A quarter of an hour later, the water pipe loomed above them like a glacial wave of rust red. Nicholas realised the steel flanks were the exact colour of dried and crusted blood. Rainwater flowed out of the twin tunnels below the pipe; the forest floor was still weeping out the heavy rainfall. They had followed the creek up the gully to the pipe, but it had been Hannah who’d pointed at the water.
‘Look.’
Small creatures floundered in the cold, tea-coloured stream. Spiders. Spindly, fat-bodied orb weavers; squat jumpers; spiny, coal-black widows; platforms; broad huntsmen; chunky imperials — all scrambled to escape the cold, mumbling waters, clutching at twigs or knotted in groups to crawl over each other. Some floated with their crablike bellies in the air, curled like dead fists, drowned.
‘This could be bad,’ said Nicholas.
It was.
The tunnels under the water pipe were so thick with web that there were no circles of light at their far ends. The mass of silk was so dense that it overflowed the pipe and the water carried it like an obscene caul some three metres downstream.

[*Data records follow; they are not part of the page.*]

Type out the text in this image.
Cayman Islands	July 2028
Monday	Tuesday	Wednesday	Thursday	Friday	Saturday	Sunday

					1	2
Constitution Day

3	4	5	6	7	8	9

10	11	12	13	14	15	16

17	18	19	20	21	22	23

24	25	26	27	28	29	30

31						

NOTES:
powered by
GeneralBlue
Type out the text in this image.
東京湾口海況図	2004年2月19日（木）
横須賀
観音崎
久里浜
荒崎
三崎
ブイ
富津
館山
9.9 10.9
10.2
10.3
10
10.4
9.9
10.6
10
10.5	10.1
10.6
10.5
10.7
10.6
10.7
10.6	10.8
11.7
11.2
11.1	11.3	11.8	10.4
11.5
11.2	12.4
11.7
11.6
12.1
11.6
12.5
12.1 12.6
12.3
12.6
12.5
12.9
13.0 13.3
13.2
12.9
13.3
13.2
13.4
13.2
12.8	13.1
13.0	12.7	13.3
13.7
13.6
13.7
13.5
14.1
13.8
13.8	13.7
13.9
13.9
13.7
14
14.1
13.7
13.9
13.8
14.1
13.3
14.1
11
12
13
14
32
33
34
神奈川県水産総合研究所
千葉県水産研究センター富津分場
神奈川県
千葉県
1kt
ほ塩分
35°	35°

Thousands of spiders made the silk shimmer darkly.
Hannah turned away and vomited up her lunch.
Nicholas watched, not sure whether to help her or leave her. He shifted awkwardly. ‘You all right?’
She nodded and wiped her mouth.
‘I think she knows we’re coming,’ he said.
Hannah dragged her eyes to the tunnels. ‘You went through there?’ she whispered.
‘It wasn’t as. . bad as this.’
She looked at him, as if appraising him afresh.